Relationship between lipid fluidity and water permeability of bovine tracheal epithelial cell apical membranes

Abstract

Apical membrane vesicles were prepared from bovine tracheal epithelial cells. These membranes were enriched in alkaline phosphatase specific activity 35-fold compared to cellular homogenates. Steady-state fluorescence polarization studies of these membranes, using three fluorophores, demonstrated that they possessed a relatively low fluidity. Studies using the probe 1,6-diphenyl-1,3,5-hexatriene detected thermotropic transitions at 25.7 .+-. 0.4 and 26.8 .+-. 0.6.degree. C in these membranes and their liposomes, respectively. Analysis of the composition of these membranes revealed a fatty acyl saturation index of 0.59 .+-. 0.02, a protein/lipid ratio (w/w) of 0.60 .+-. 0.06, a cholesterol/phospholipid ratio (mol/mol) of 0.83 .+-. 0.11, and a sphingomyelin/lecithin ratio (mol/mol) of 0.64 .+-. 0.10. Membrane vesicles were osmotically active when studied by a stopped-flow nephelometric technique.
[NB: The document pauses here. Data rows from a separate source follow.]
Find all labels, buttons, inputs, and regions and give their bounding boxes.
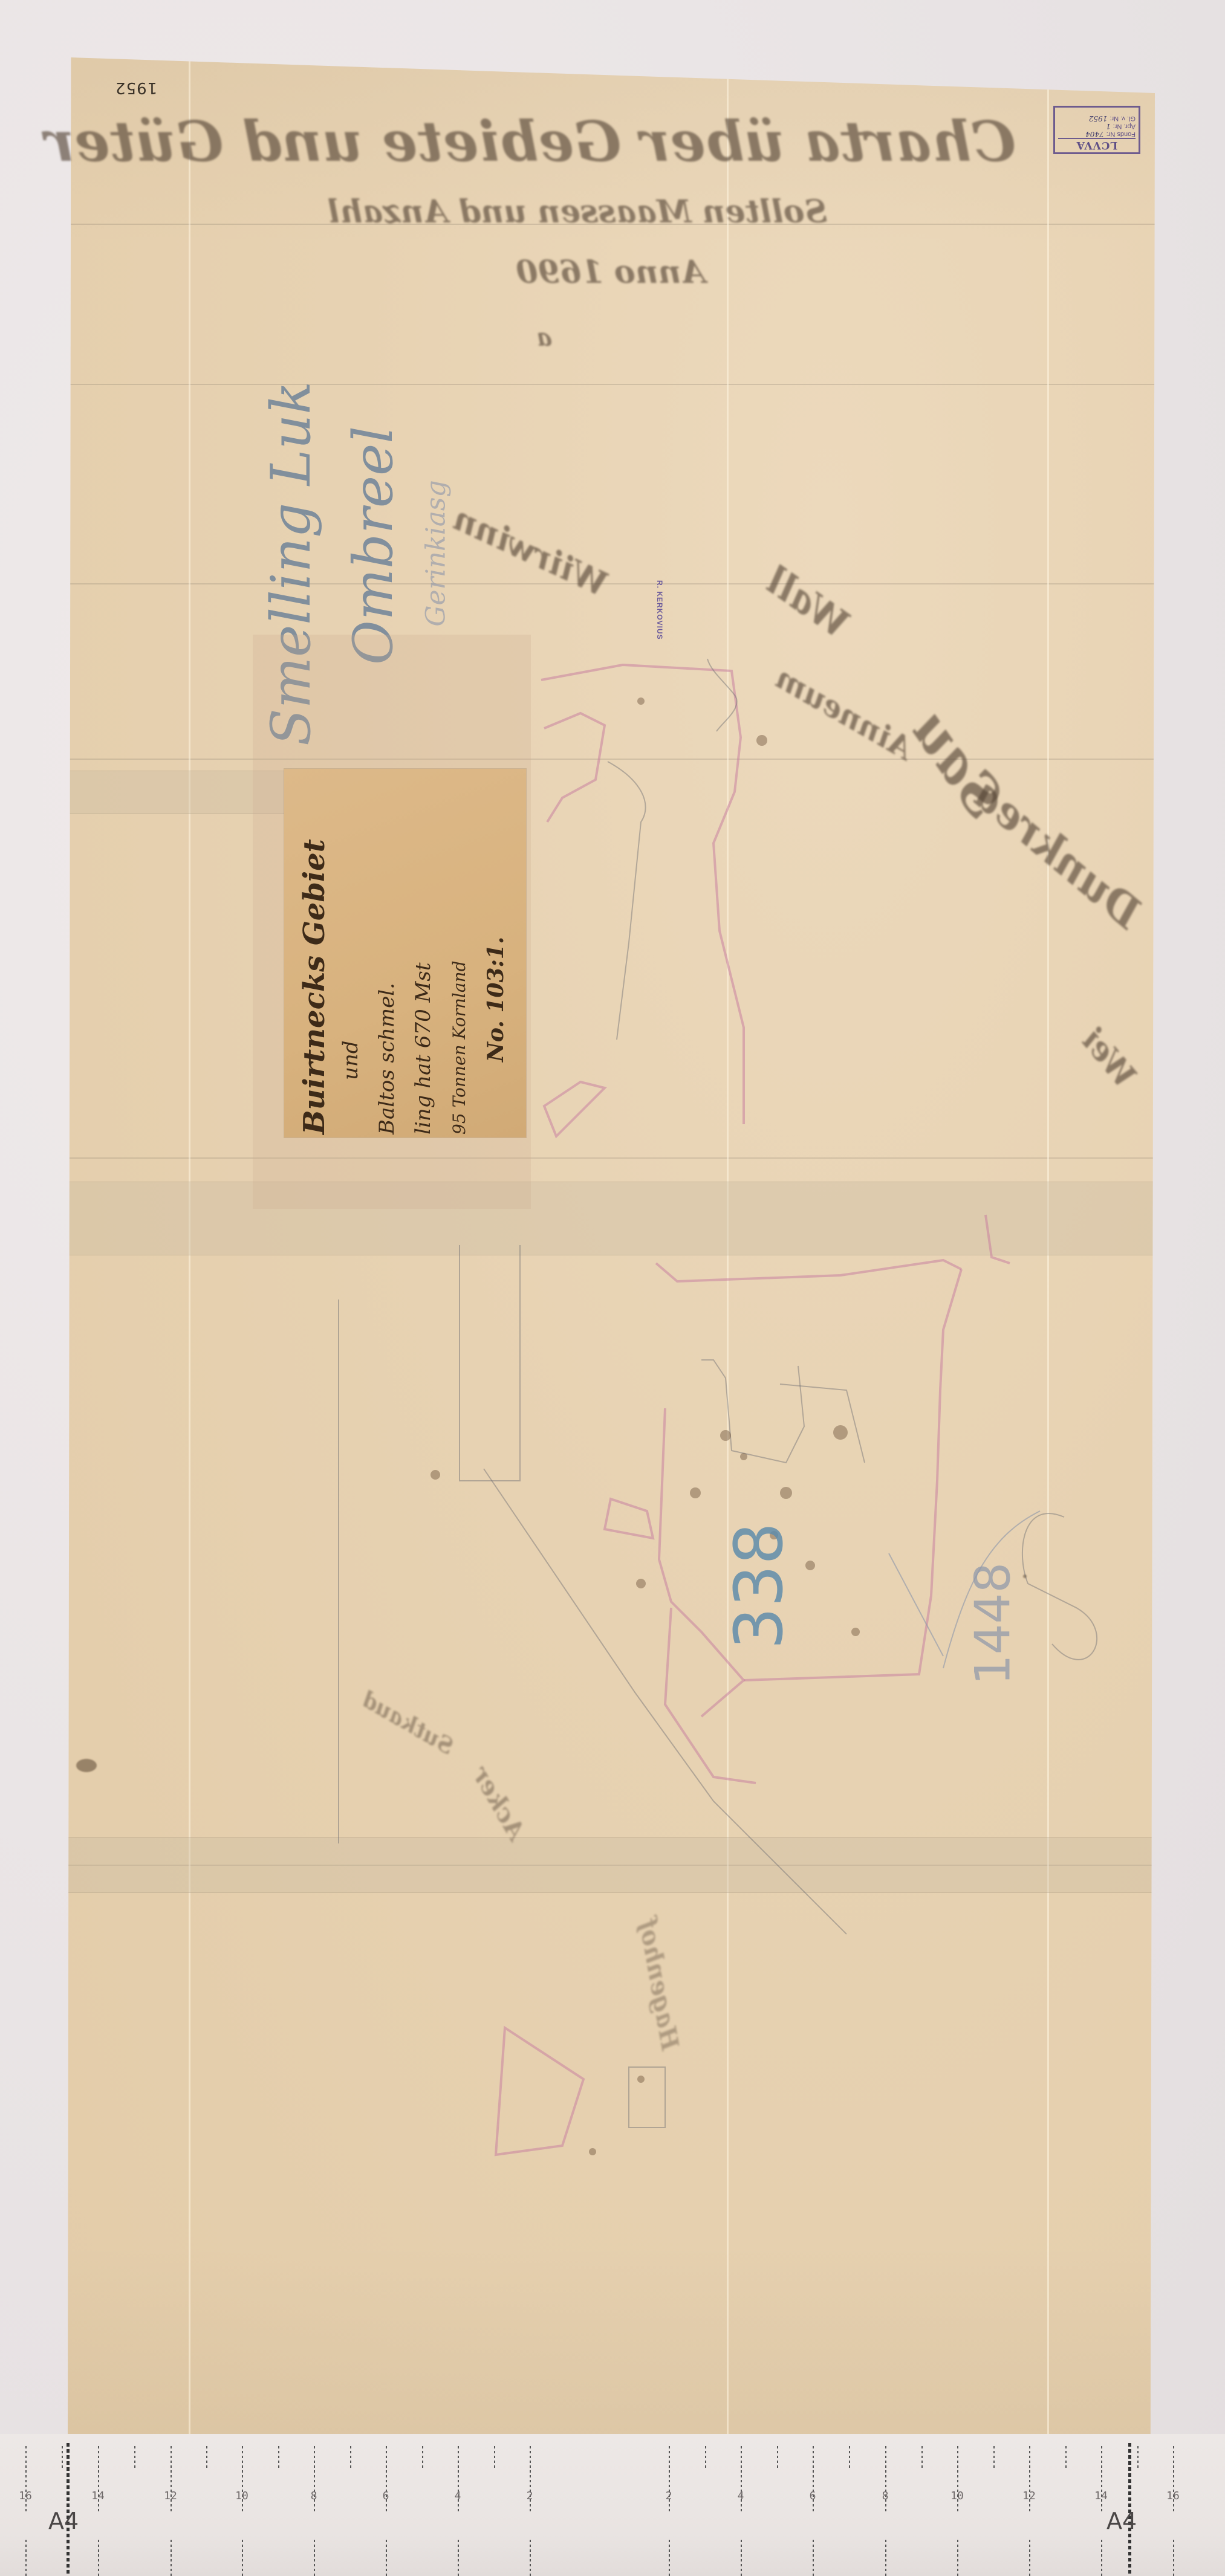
ruler-tick [530, 2446, 531, 2513]
ruler-tick [885, 2446, 886, 2513]
ruler-label: 8 [311, 2490, 317, 2502]
ruler-tick [530, 2540, 531, 2576]
ruler-tick [957, 2540, 958, 2576]
ruler-tick [885, 2540, 886, 2576]
ruler-label: 4 [455, 2490, 461, 2502]
ruler-minor-tick [993, 2446, 995, 2470]
ruler-minor-tick [494, 2446, 495, 2470]
ruler-minor-tick [206, 2446, 207, 2470]
ruler-tick [813, 2446, 814, 2513]
ruler-minor-tick [350, 2446, 351, 2470]
ruler-tick [813, 2540, 814, 2576]
ruler-tick [1101, 2540, 1102, 2576]
ruler-tick [98, 2540, 99, 2576]
ruler-label: 10 [235, 2490, 249, 2502]
ruler-minor-tick [278, 2446, 279, 2470]
ruler-tick [314, 2446, 315, 2513]
ruler-tick [314, 2540, 315, 2576]
ruler-minor-tick [1065, 2446, 1067, 2470]
ruler-label: 12 [1022, 2490, 1036, 2502]
a4-mark-left: A4 [48, 2508, 79, 2534]
ruler-tick [25, 2540, 27, 2576]
ruler-minor-tick [134, 2446, 135, 2470]
ruler-label: 16 [19, 2490, 32, 2502]
ruler-tick [1029, 2446, 1030, 2513]
ruler-minor-tick [777, 2446, 778, 2470]
ruler-minor-tick [62, 2446, 63, 2470]
ruler-label: 6 [383, 2490, 389, 2502]
ruler-label: 8 [882, 2490, 889, 2502]
ruler-tick [1101, 2446, 1102, 2513]
ruler-minor-tick [705, 2446, 706, 2470]
ruler-label: 12 [164, 2490, 177, 2502]
scale-ruler: 161412108642246810121416A4A4 [0, 2434, 1225, 2576]
ruler-tick [669, 2540, 670, 2576]
ruler-tick [1029, 2540, 1030, 2576]
ruler-tick [242, 2540, 243, 2576]
ruler-minor-tick [849, 2446, 850, 2470]
ruler-label: 10 [950, 2490, 964, 2502]
ruler-tick [1173, 2446, 1174, 2513]
ruler-tick [458, 2446, 459, 2513]
ruler-tick [669, 2446, 670, 2513]
ruler-tick [741, 2446, 742, 2513]
ruler-label: 14 [91, 2490, 105, 2502]
ruler-minor-tick [1137, 2446, 1139, 2470]
ruler-tick [171, 2540, 172, 2576]
ruler-tick [957, 2446, 958, 2513]
ruler-tick [386, 2540, 387, 2576]
ruler-label: 6 [810, 2490, 816, 2502]
ruler-tick [1173, 2540, 1174, 2576]
ruler-label: 2 [666, 2490, 672, 2502]
ruler-tick [741, 2540, 742, 2576]
ruler-tick [171, 2446, 172, 2513]
circle-arc [0, 0, 1225, 2576]
ruler-label: 2 [527, 2490, 533, 2502]
ruler-tick [458, 2540, 459, 2576]
ruler-minor-tick [422, 2446, 423, 2470]
ruler-label: 14 [1094, 2490, 1108, 2502]
ruler-tick [386, 2446, 387, 2513]
a4-mark-right: A4 [1106, 2508, 1137, 2534]
ruler-tick [25, 2446, 27, 2513]
ruler-label: 16 [1166, 2490, 1180, 2502]
ruler-tick [98, 2446, 99, 2513]
ruler-label: 4 [738, 2490, 744, 2502]
ruler-minor-tick [921, 2446, 923, 2470]
ruler-tick [242, 2446, 243, 2513]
Arrhenius plots of rates of osmotic water efflux demonstrated break points at approximately 28 and 18.degree. C, with activation energies of 16.7 .+-. 0.2 kcal mol-1 from 35 to 28.degree. C, 8.3 .+-. 0.5 kcal mol-1 from 28 to 18.degree. C, and approximately 3.0 kcal mol-1 below 18.degree. C. Treatment of membrane vesicles with benzyl alcohol, a known fluidizer, decreased lipid order (increased fluidity) and increased the rate of osmotic water efflux. The present results suggest that water crosses tracheal epithelial cell apical membranes by solubility-diffusion across the lipid domain and that increases in fluidity correlate with increases in the water permeability of these membranes.